Tamtego sobotniego, słonecznego, choć mroźnego, grudniowego dnia, czternastolatka postanowiła zadzwonić do Pepper. Usiadła na swoim łóżku i wybrała odpowiedni numer. Prędko usłyszała sygnał, a chwilę później do jej uszu dotarł głos kobiety, która akurat tamtego dnia była u swojej rodziny.

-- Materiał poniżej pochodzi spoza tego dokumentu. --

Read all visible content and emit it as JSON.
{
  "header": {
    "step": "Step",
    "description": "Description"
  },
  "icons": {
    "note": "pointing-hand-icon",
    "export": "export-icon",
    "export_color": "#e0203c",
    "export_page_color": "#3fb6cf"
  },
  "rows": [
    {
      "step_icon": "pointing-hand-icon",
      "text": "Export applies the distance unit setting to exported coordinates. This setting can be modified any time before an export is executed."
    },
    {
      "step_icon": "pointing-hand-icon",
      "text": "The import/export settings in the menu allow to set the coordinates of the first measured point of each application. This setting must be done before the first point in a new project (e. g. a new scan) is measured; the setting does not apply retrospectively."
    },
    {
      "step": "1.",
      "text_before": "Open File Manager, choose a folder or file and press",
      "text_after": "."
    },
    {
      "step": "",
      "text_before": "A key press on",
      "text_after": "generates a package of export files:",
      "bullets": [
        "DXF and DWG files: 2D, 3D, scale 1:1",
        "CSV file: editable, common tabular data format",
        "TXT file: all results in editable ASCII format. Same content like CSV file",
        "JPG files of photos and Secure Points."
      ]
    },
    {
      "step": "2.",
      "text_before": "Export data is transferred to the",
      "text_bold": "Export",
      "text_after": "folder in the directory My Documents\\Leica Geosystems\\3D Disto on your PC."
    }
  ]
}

- Hej, Pepper. - powiedziała cicho dziewczyna, zakładając kosmyk włosów za ucho. Wciąż nie potrafiła pojąć, do jakich czynów jest zdolny człowiek pod wpływem zazdrości.

- Stella, jak dobrze cię słyszeć. Coś się stało?

Brunetka westchnęła cicho, przymykając na moment oczy, by się nieco uspokoić. Zaraz jednak zaczęła opowiadać blondynce o zaistniałej sytuacji. Starała się nie rozpłakać, co i tak robiła od kilku dni. Postanowiła sobie coś, coś, czego nie zamierzała łamać.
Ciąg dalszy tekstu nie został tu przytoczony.